Yargının yolsuzlukların üzerine gitme çabasında olduğunu ancak siyasi engellerle karşılaştığını belirten Yazıcıoğlu, "BBP olarak biz, tüm kurumlar, kuruluşlar ve kişiler açısından dokunulmazlıkların sınırlandırılmasını ve kesinlikle yolsuzluklarla ilgisi olanların yargılanmasının önünün açılmasaetimiz, geçen iktidarların tümünü cezalandırmak ını istiyoruz" diye konuştu.
"İKTİDAR DIŞ POLİTİKADA GAYRI MİLLİ BİR POLİTİKA İZLİYOR" İktidarın dış politikada gayrı milli bir politika izlediğini öne süren Yazıcıoğlu, "Bir an evvel Avrupa Birliği hayalinden vazgeçilsin. Bir an evvel gayrı milli politikalardan vazgeçilsin ve Türkiye kendine dönsün. Orta Asya birliğini oluştursun" dedi.

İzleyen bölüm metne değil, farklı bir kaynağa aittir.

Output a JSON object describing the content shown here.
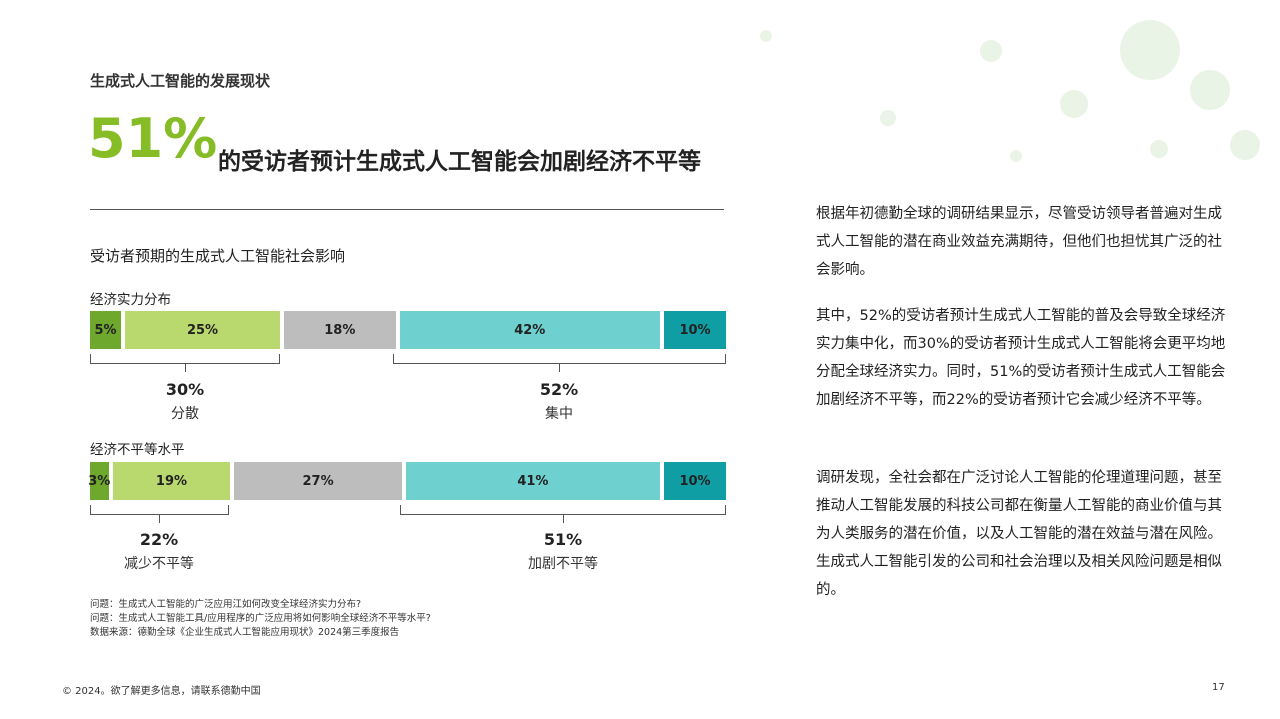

Sorunların bu şekilde daha kolay çözüleceğini belirten Yazıcıoğlu, "AB bizim her şeyimizi isteyerek, karşılığında hayal vaat eden sanal bir alem. İktidar bu sanal alemle milleti oyalamakta ve kandırmaktadır. Ortaya koydukları tek gerekçe olarak, 'AB'ye tam üye yapmasalar bile, hiç olmazsa askeri devre dışı bırakarak, darbeleri önlemiş oluruz. Türkiye'de demokrasi kesintiye uğramaz' diyorlar. Bu korku ve vehim dolayısıyla dışa bağlanan bu mandacı iktidar içerdeki korkuları dolayısıyla dışarıya teslim olduğunu söylemektedir. BBP olarak biz ne içerde kamçı istiyoruz, ne dışarı da kamçı istiyoruz. Biz BBP olarak demokrasi istiyoruz. Hukukun üstünlüğünü istiyoruz. Türkiye'de gelir dağılımında adalet istiyoruz" şeklinde konuştu.